I took the failure of my bike test very badly and no longer wanted to ride my bike. Instead I saw it as a financial burden that was forcing me to suffer the indignity of working on a checkout in Sainsbury's for minimum wage. A punctured tyre and several other unexpected repair bills had only deepened my levels of debt. In the end I decided to sell the bike. It sold in no time at all and instead of an Aprilia RS125 I had a bedroom drawer filled with £20 notes. I got a decent price and was just about able to pay off my debt to Dad... but not quite. I remember being nearly in tears as I watched this middle-aged stranger ride away on my bike.

I was back on the Derbi Senda once again but I was determined to pass my test and buy a 'proper' bike.

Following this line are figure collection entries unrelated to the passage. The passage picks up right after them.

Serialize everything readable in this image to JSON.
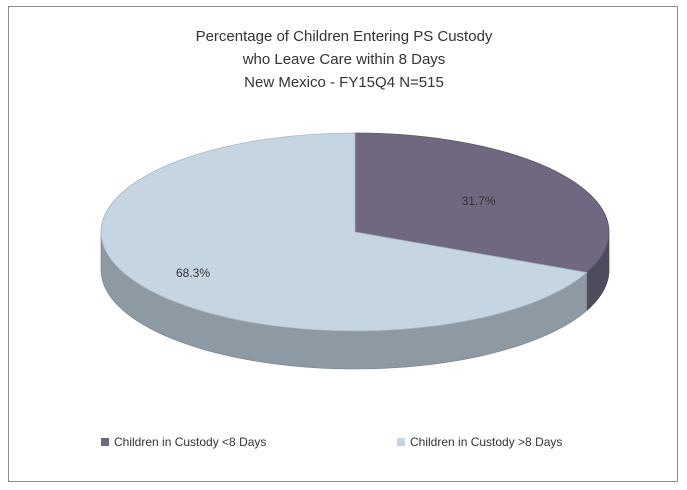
{
  "chart_data": {
    "type": "pie",
    "title_lines": [
      "Percentage of Children Entering PS Custody",
      "who Leave Care within 8 Days",
      "New Mexico - FY15Q4    N=515"
    ],
    "slices": [
      {
        "label": "Children in Custody <8 Days",
        "value": 31.7,
        "value_label": "31.7%",
        "color": "#6f6880"
      },
      {
        "label": "Children in Custody >8 Days",
        "value": 68.3,
        "value_label": "68.3%",
        "color": "#c5d6e2"
      }
    ],
    "legend_position": "bottom",
    "style": "3d"
  }
}
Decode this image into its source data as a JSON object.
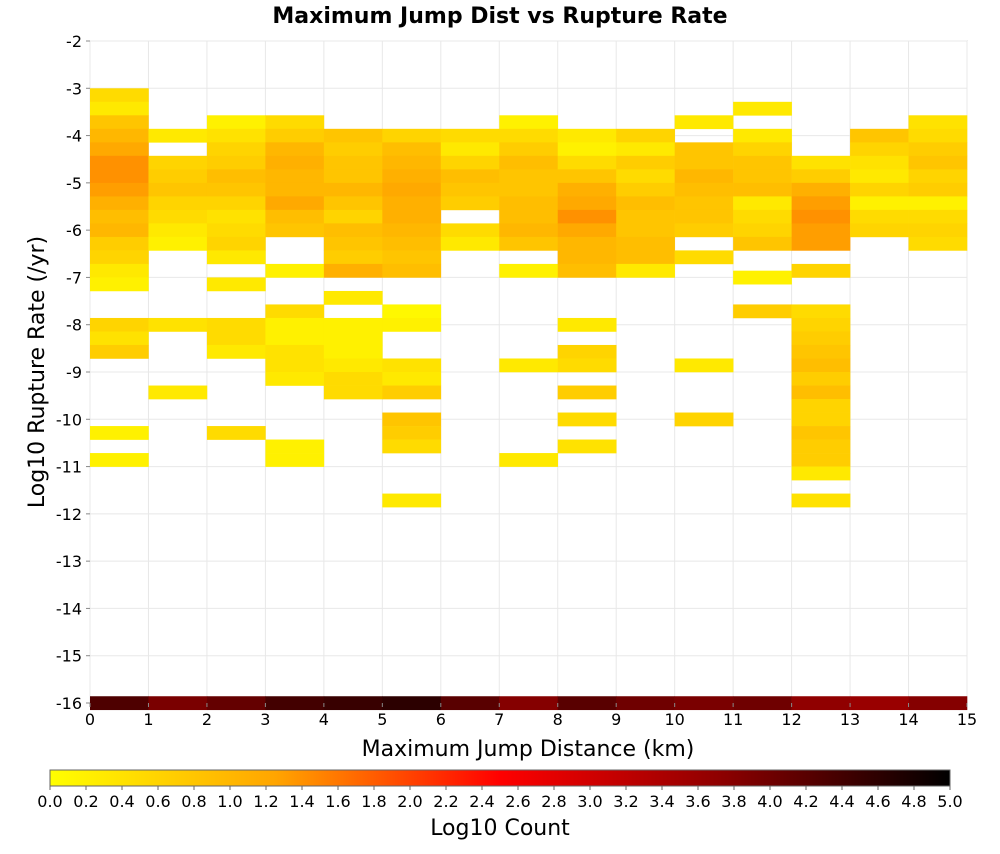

It hadn't been a particularly happy time with the Aprilia, but then it wasn't a happy time for me in life - so it's a bit unfair to expect the bike to medicate. One of the happiest moments I had was picking up my girlfriend of the time and taking her to school on her birthday. I was not supposed to carry a pillion so I had to smuggle a second helmet out of the house in the morning. I'm very surprised Mette's mother allowed her daughter to go on a bike, particularly considering I had crashed only months earlier. Perhaps in those brief moments - and we're talking a journey of only five minutes - I was fulfilling the dreams I had imagined when I bought the RS125.

Like the Derbi Senda, the RS125 is now almost certainly with Jesus.